Initially I found the Blood Oxygen monitor to be a godsend on my Apple Watch at the start of covid, but over time, a short period of time, I found myself relying on it less and less.
With a Blood Oxygen monitor in the house (they are only £15, please buy one) I had the opportunity to compare the two and the differences were stark. On the whole the Apple Watch solution underscored my results to the point that a 92 on my dedicated monitor would give 89 on the watch. 94 on the monitor would bring in 92 on the watch and so on. Add to this the fact that within a minute my results could vary from 89 to 96 and it felt like a lottery as to what would come back.
I was also concerned that the watch is on my left wrist, but that the dedicated monitor is used on the right finger (a true extremity) and so surely there is an obvious advantage to the monitor because it is at the end of what it needs to test.

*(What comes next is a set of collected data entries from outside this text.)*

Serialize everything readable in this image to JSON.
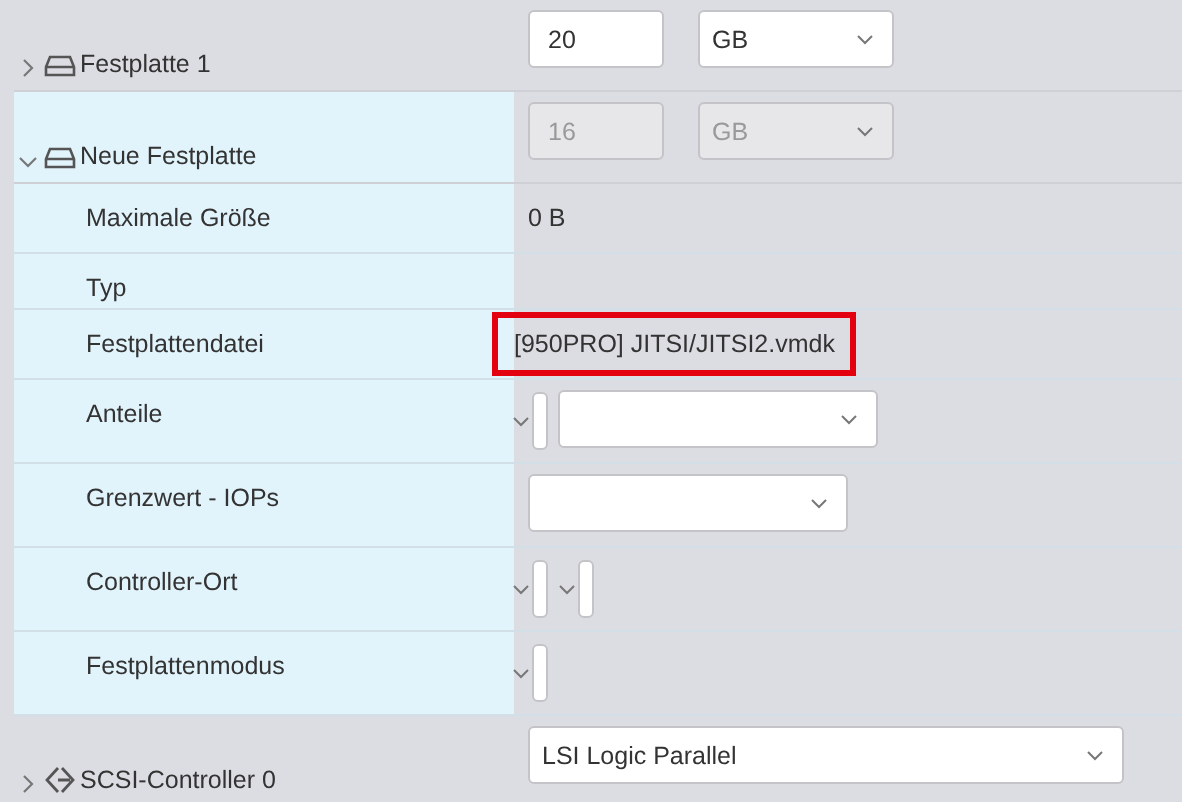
{
  "rows": [
    {
      "label": "Festplatte 1",
      "kind": "disk",
      "expanded": false,
      "controls": [
        {
          "kind": "input",
          "value": "20",
          "disabled": false
        },
        {
          "kind": "unit-select",
          "value": "GB",
          "disabled": false
        }
      ]
    },
    {
      "label": "Neue Festplatte",
      "kind": "disk",
      "expanded": true,
      "controls": [
        {
          "kind": "input",
          "value": "16",
          "disabled": true
        },
        {
          "kind": "unit-select",
          "value": "GB",
          "disabled": true
        }
      ],
      "children": [
        {
          "label": "Maximale Größe",
          "controls": [
            {
              "kind": "text",
              "value": "0 B",
              "highlighted": false
            }
          ]
        },
        {
          "label": "Typ"
        },
        {
          "label": "Festplattendatei",
          "controls": [
            {
              "kind": "text",
              "value": "[950PRO] JITSI/JITSI2.vmdk",
              "highlighted": true
            }
          ]
        },
        {
          "label": "Anteile",
          "controls": [
            {
              "kind": "stub-select"
            },
            {
              "kind": "select"
            }
          ]
        },
        {
          "label": "Grenzwert - IOPs",
          "controls": [
            {
              "kind": "select"
            }
          ]
        },
        {
          "label": "Controller-Ort",
          "controls": [
            {
              "kind": "stub-select"
            },
            {
              "kind": "stub-select"
            }
          ]
        },
        {
          "label": "Festplattenmodus",
          "controls": [
            {
              "kind": "stub-select"
            }
          ]
        }
      ]
    },
    {
      "label": "SCSI-Controller 0",
      "kind": "controller",
      "expanded": false,
      "controls": [
        {
          "kind": "wide-select",
          "value": "LSI Logic Parallel",
          "disabled": false
        }
      ]
    }
  ]
}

And finally, while having my observations measured in the hospital, on a proper device that checked pulse and blood pressure etc, I checked on the Apple Watch and I measured 96 on the hospital equipment and 93 on the Apple Watch. The doctor doing the obs said that he had seen this before and that he also owned an Apple Watch. He was quite confident in the heartrate monitor and even the ECG, but he felt that the Blood Oxygen sensor was off from the first time he tried it.
The good news is that it does seem to offer lower scores than reality, the opposite could cause real problems with people thinking they are well when they are not, but it could lead to some visiting hospitals when they simply don’t need to. And that is dangerous in the current climate.